NGAL is a 20 kDa protein expressed in renal tubules which is released into the urine in case of acute or chronic kidney injury. Therefore, uNGAL level might reflect kidney injury. Faster increase in uNGAL level compared to serum creatinine level in response to AKI is one of its benefits over creatinine. However, some biomarkers such as serum creatinine level indicate renal function and are indirectly indicative of AKI (21). In other words, GFR should decrease to a certain level in order to disturb creatinine clearance and increase its serum level, which is required for diagnosis of AKI. However, NGAL level increases in urine in response to kidney injury; hence, it can be a better marker of the severity of AKI (22). In a meta-analysis of 37 studies by researchers of the present study, it was reported that assessing uNGAL level within the first 6 hours of admission can accurately predict the incidence of acute kidney injury in children in the first 48 hours (12). Similar results were found in another meta-analysis on serum NGAL level. However, the best window period for measuring serum NGAL level was reported to be within the first 12 hours of admission (11). Due to the mentioned findings, uNGAL level seems to have a better performance in prediction of AKI.

Cystatin C is another biomarker, the predictive value of which was proven in the present study. Similarly, a meta-analysis showed that serum Cystatin C level has a reasonably good value in predicting AKI in children. Additionally, serum Cystatin C level has a greater value compared to its urine level (10). Hence, serum Cystatin C level was used in the present study. For the first time, the present study showed that uNGAL and serum Cystatin C level have similar values in prediction of AKI in children.

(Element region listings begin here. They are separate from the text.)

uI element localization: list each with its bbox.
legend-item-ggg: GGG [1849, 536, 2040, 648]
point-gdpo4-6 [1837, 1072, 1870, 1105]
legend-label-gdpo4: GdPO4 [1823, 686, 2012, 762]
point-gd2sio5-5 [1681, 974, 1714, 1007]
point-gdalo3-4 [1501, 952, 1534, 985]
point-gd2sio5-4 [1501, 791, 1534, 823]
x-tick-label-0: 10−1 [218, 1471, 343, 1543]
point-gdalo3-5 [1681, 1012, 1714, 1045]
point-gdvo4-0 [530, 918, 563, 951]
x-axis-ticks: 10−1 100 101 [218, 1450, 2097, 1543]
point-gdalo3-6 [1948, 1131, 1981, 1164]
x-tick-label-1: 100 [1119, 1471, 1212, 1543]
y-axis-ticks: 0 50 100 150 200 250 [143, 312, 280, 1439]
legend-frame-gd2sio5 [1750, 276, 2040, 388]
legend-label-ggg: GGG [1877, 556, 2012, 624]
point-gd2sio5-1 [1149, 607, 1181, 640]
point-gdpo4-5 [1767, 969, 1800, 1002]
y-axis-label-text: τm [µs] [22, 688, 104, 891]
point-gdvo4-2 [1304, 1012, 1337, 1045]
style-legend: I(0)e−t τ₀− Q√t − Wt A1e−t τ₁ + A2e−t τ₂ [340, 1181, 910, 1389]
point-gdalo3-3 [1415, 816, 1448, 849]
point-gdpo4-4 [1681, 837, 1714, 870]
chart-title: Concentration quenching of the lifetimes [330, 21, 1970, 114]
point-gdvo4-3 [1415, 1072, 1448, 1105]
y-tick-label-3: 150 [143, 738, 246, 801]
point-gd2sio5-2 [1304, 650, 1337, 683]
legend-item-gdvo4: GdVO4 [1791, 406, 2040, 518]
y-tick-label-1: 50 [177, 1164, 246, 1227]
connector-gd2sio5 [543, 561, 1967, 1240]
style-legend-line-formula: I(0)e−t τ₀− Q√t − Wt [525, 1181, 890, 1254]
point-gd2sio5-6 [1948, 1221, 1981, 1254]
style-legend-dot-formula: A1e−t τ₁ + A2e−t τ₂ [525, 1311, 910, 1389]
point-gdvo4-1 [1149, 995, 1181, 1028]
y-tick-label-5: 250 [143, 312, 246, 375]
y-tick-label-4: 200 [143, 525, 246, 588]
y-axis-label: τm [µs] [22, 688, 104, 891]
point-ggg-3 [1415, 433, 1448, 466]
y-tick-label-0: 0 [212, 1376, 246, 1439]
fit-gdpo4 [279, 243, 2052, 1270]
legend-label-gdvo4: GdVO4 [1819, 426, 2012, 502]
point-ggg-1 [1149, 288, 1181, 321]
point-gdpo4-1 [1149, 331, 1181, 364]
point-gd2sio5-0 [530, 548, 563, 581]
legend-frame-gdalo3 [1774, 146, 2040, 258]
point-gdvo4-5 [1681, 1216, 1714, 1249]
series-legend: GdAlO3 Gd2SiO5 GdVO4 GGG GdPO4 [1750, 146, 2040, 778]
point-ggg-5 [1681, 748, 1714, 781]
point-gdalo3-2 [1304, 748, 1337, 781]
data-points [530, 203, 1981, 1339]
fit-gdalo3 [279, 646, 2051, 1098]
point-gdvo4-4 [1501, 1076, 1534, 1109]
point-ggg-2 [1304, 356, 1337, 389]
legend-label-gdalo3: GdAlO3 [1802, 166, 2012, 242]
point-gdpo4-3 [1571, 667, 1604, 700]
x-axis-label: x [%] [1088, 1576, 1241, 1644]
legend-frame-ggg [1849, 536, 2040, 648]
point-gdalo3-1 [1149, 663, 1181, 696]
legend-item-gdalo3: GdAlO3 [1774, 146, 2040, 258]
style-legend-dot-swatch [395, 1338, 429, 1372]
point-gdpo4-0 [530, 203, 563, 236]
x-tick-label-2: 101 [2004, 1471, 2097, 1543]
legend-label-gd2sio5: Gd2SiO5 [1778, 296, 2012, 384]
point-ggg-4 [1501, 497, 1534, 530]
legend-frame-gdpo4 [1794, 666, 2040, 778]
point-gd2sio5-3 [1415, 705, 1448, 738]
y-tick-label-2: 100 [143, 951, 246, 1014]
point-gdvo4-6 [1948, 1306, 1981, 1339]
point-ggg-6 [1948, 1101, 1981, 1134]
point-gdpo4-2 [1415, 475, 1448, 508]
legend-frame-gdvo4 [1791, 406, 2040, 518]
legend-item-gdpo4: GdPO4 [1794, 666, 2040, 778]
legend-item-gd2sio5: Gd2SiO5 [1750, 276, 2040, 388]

Small sample size is one of the limitations of the present study. In the present small sized study, patients brought to an individual center were assessed and selection bias might be present as convenience sampling was used. Short follow-up period (48 hours) was another limitation of this study. Additionally, misclassifications might be present as a small number of patients show signs and symptoms of AKI (based on pRIFLE criteria) after the first 48 hours (during the first week of admission or even later).

Conclusion

The present study showed that both uNGAL and serum Cystatin C level are highly valuable predictors of AKI within the first hours of admission. In other words, level of these biomarkers measured early after injury can identify AKI much sooner than conventional methods. Additionally, uNGAL seems to be a better biomarker in children and adolescents as its assessment is less invasive than assessing serum Cystatin C level and can be measured using a single urine sample.